Real Leaders

Do Your Employees Know Their ‘Why’?

Medium wide shot of male warehouse worker checking orders at computer work station in warehouse

In 2016, I held a learning exercise with 222 senior leaders from a sophisticated billion-dollar technology company. I asked attendees to jot down the company’s single-sentence corporate mission statement on an index card. Unfortunately, less than 2% of the leaders in attendance could do so.

I asked leaders to describe their job roles in five to seven bullet points on a second index card. The vast majority of responses, 86%, had to do with job functions, the duties and tasks associated with their roles: managing, staffing, problem-solving, forecasting, strategizing, traveling, etc.

Only 14% of the responses related to their job’s purpose, their single highest priority at work. These responses included relationship-building, delighting customers, and going the extra mile.

On a third index card, I asked the group to record their employees’ single highest priority at work. Roughly 70% of their responses were—you guessed it—about their employees’ job functions.

Later in the presentation, I revisited this question, suggesting that these leaders pose the question to employees: “What’s your single highest priority at work?”

Then I asked the group, “What would you want them to say?”

The group came alive as people shared aspirational responses they’d hope to hear from their teams, such as safety, customer service, quality, productivity, cost containment, and teamwork.

Then I asked the group, “But how would they know to say that?”

The room grew quiet as these leaders faced a sobering realization.

Employees model their leaders

Employees are pretty observant; they don’t miss much.
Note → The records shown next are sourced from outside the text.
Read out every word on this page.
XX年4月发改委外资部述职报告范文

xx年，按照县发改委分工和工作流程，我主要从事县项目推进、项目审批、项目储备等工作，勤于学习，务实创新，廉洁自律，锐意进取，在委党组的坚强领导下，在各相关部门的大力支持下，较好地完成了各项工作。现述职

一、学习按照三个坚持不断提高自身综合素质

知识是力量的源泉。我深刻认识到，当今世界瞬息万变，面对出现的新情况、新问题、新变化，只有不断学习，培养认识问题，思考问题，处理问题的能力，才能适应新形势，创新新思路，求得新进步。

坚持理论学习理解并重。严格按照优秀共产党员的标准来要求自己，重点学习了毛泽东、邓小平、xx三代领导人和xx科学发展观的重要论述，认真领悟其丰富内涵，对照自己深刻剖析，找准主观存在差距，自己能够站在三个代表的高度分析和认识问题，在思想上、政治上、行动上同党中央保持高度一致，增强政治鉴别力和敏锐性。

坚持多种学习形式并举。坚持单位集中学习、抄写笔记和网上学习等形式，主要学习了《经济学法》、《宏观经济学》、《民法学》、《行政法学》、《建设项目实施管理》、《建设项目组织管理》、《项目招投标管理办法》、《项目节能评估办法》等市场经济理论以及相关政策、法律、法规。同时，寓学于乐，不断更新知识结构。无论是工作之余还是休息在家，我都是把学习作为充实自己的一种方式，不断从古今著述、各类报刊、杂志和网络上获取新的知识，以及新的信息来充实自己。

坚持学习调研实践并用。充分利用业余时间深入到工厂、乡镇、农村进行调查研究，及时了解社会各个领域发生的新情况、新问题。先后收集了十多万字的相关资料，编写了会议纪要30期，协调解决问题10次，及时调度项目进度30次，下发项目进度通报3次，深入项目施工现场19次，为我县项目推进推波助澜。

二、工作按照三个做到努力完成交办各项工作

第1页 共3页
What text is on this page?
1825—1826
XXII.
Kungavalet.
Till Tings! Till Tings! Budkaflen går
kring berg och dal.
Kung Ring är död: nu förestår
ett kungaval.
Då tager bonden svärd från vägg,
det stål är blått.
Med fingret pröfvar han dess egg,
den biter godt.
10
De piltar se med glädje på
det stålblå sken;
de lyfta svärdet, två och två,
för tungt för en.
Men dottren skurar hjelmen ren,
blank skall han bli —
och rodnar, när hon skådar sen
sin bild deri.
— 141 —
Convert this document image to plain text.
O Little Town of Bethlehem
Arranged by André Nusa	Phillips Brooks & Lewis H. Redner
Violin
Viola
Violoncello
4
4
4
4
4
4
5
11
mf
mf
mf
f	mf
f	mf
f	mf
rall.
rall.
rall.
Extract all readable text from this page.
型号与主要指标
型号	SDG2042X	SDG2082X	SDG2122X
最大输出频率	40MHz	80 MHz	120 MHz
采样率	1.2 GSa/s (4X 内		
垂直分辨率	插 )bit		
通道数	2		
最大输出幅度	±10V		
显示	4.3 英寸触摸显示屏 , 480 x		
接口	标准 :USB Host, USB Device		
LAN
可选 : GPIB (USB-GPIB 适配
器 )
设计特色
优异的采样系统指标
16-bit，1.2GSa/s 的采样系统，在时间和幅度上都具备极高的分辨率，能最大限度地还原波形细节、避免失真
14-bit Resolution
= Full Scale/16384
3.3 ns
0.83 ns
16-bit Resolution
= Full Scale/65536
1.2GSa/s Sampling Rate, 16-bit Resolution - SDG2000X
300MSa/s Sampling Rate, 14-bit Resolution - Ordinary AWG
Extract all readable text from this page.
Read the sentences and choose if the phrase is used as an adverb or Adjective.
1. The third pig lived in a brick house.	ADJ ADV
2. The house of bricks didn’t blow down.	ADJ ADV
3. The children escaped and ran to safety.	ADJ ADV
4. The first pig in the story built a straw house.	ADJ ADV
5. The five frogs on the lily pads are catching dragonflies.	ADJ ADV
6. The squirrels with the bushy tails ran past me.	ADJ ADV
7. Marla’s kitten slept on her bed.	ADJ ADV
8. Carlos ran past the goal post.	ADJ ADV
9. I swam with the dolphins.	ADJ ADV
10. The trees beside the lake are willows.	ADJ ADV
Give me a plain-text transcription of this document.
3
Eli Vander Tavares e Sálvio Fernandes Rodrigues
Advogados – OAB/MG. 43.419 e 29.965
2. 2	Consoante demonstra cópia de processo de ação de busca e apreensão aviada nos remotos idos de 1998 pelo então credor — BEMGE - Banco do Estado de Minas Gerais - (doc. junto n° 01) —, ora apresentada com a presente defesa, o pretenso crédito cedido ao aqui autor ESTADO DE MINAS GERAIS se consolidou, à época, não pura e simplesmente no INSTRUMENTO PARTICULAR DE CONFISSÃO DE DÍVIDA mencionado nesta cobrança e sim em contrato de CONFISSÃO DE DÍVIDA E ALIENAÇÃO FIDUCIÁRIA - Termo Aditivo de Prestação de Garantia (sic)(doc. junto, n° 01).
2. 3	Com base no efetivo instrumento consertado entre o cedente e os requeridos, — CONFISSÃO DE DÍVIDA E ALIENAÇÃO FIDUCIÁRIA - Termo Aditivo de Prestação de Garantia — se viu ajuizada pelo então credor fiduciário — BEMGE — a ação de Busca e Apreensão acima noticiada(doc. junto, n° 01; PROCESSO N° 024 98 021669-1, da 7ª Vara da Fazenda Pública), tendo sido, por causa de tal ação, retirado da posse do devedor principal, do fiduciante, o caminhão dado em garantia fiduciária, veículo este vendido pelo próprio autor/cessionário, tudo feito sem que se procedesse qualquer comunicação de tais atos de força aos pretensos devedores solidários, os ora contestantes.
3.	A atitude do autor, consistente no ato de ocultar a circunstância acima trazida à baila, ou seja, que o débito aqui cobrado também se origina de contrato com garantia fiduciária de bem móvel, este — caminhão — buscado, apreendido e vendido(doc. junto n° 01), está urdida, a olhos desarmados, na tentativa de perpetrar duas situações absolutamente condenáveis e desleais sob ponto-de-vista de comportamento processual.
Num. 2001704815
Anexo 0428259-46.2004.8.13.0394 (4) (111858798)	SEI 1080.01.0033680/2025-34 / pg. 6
The actions and behaviors they see modeled and the ideals their immediate supervisor appears to value will inform their decisions and behavior at work. If they see a management team that prioritizes tasks, efficiencies, and productivity (job functions), then that’s what they’ll focus on—often at the expense of the company’s own mission.

Jobs are more than ‘what’ and ‘how’

In every organization, there’s a systemic relationship between purpose (why we do something), the work itself (what we do), and the methods used (how we do it).

In the absence of a clearly defined “why we do something,” other priorities (usually job functions) fill the void. In these instances, employees go to work to reliably execute job assignments rather than with the mission to achieve a higher purpose. They’re given a task to work on rather than a purpose to work toward.

But work is more fulfilling when employees know that what they do makes a difference and that their jobs have purpose and meaning. This isn’t a romantic notion. In most organizations, purpose and meaning are elusive and difficult to define, measure, and pursue.

Why your employees don’t know their ‘why’

As my example above shows, leaders and managers who discount the relevance of meaning in the workplace may lack it themselves. And if these leadership teams are disconnected from their purpose at work, how can their subordinates reasonably be expected to reflect their purpose in their actions and behaviors consistently?

They can’t. Your employees don’t know their “why” for three very real reasons:

Job functions are visible and concrete. Managers can see them, touch them, and measure them daily. They are a real, relevant, and credible part of managers’ world of work, whereas job purpose is nebulous, abstract, difficult to see clearly, and tough to articulate. And it comes up only now and then (e.g., annual all-employee meetings, Customer Service Week, or new-hire orientations).

Ongoing conversations about job purpose are rare. We’re all too busy talking about job functions and concerning ourselves with quotas, productivity, and other metrics. Additionally, managers tend to focus almost exclusively on job functions because they’re what their bosses tend to focus on.

Job purpose is poorly defined—if at all. Job purpose is seldom articulated in words, modeled by leadership, or intentionally connected to employees’ daily job responsibilities. At most, it may be relegated to the employee handbook, a laminated wallet card, an annual report, the company website, or a plaque in the executive corridor.

Managers lack tools and processes that highlight job purpose. Because managers lack these tools, any early progress or enthusiasm following an event that showcases job purpose quickly loses momentum as job functions reassume center stage.

Creating job purpose starts with you

Reflect on your focus at work. What questions do you tend to ask? What priorities do you emphasize? What expectations do you convey? Consider your last meeting agenda. What percentage of it pertained to job functions versus job purpose? Creating purpose for your employees starts with you.